In the United Kingdom, as an aid for disability, their provision, where reasonably possible, is required by the Equality Act 2010 and previously by the Disability Discrimination Act 1995, and they are available in "the back seats of all London taxis, which have a little microphone embedded in the dashboard in front of the driver; at 18,000 post offices in the U.K.; at most churches and cathedrals", according to Prof. David G. Myers.

== Alternatives ==

In the United States, an alternative technology using FM transmission to "neck loop" receivers was more widely adopted due to economic advantages. In comparison, hearing loop systems require a greater initial investment by the facility operator, but offer greater convenience and avoid the social stigma and hygienic concerns entailed by the FM system's paraphernalia for those who have hearing aids.

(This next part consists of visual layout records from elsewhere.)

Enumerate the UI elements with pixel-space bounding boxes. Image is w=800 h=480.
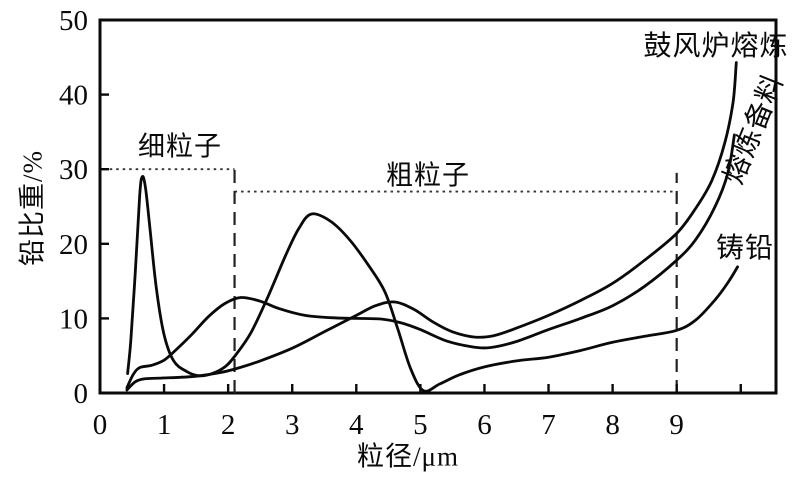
x-tick-labels: 0 1 2 3 4 5 6 7 8 9 [93, 409, 684, 441]
coarse-particles-region-label: 粗粒子 [386, 160, 470, 191]
x-axis-ticks [98, 384, 742, 393]
x-tick-label: 4 [349, 409, 364, 441]
y-tick-label: 0 [74, 378, 89, 410]
fine-particles-region-label: 细粒子 [138, 131, 222, 162]
x-tick-label: 6 [477, 409, 492, 441]
annotation-lines [103, 163, 678, 393]
x-tick-label: 8 [605, 409, 620, 441]
x-tick-label: 2 [221, 409, 236, 441]
y-tick-label: 20 [59, 229, 88, 261]
series-label-blast-furnace-smelting: 鼓风炉熔炼 [643, 31, 789, 62]
x-tick-label: 3 [285, 409, 300, 441]
y-tick-label: 40 [59, 80, 88, 112]
x-tick-label: 0 [93, 409, 108, 441]
series-label-cast-lead: 铸铅 [715, 233, 775, 264]
y-axis-ticks [100, 93, 109, 320]
y-tick-labels: 0 10 20 30 40 50 [59, 5, 88, 410]
y-axis-title: 铅比重/% [17, 150, 48, 266]
x-tick-label: 7 [541, 409, 556, 441]
x-tick-label: 5 [413, 409, 428, 441]
x-axis-title: 粒径/μm [357, 441, 459, 472]
plot-border [98, 18, 778, 395]
y-tick-label: 10 [59, 303, 88, 335]
series-curves [125, 61, 739, 393]
curve-blast-furnace-smelting [125, 61, 738, 392]
x-tick-label: 9 [669, 409, 684, 441]
y-tick-label: 30 [59, 154, 88, 186]
curve-smelting-preparation [125, 133, 736, 390]
curve-cast-lead [126, 175, 739, 393]
y-tick-label: 50 [59, 5, 88, 37]
x-tick-label: 1 [157, 409, 172, 441]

Another alternative system, used primarily in theatres, uses invisible infrared radiation; compatible headsets can pick up the modulated infrared energy to reproduce sound.

In 2022, Bluetooth SIG published Bluetooth LE specifications for hearing access audio profile and public broadcasting of audio streams to multiple receivers, marketed as Auracast; this functionality is included in some wireless earbuds released since 2023, as well as specialized receivers for wired headphones.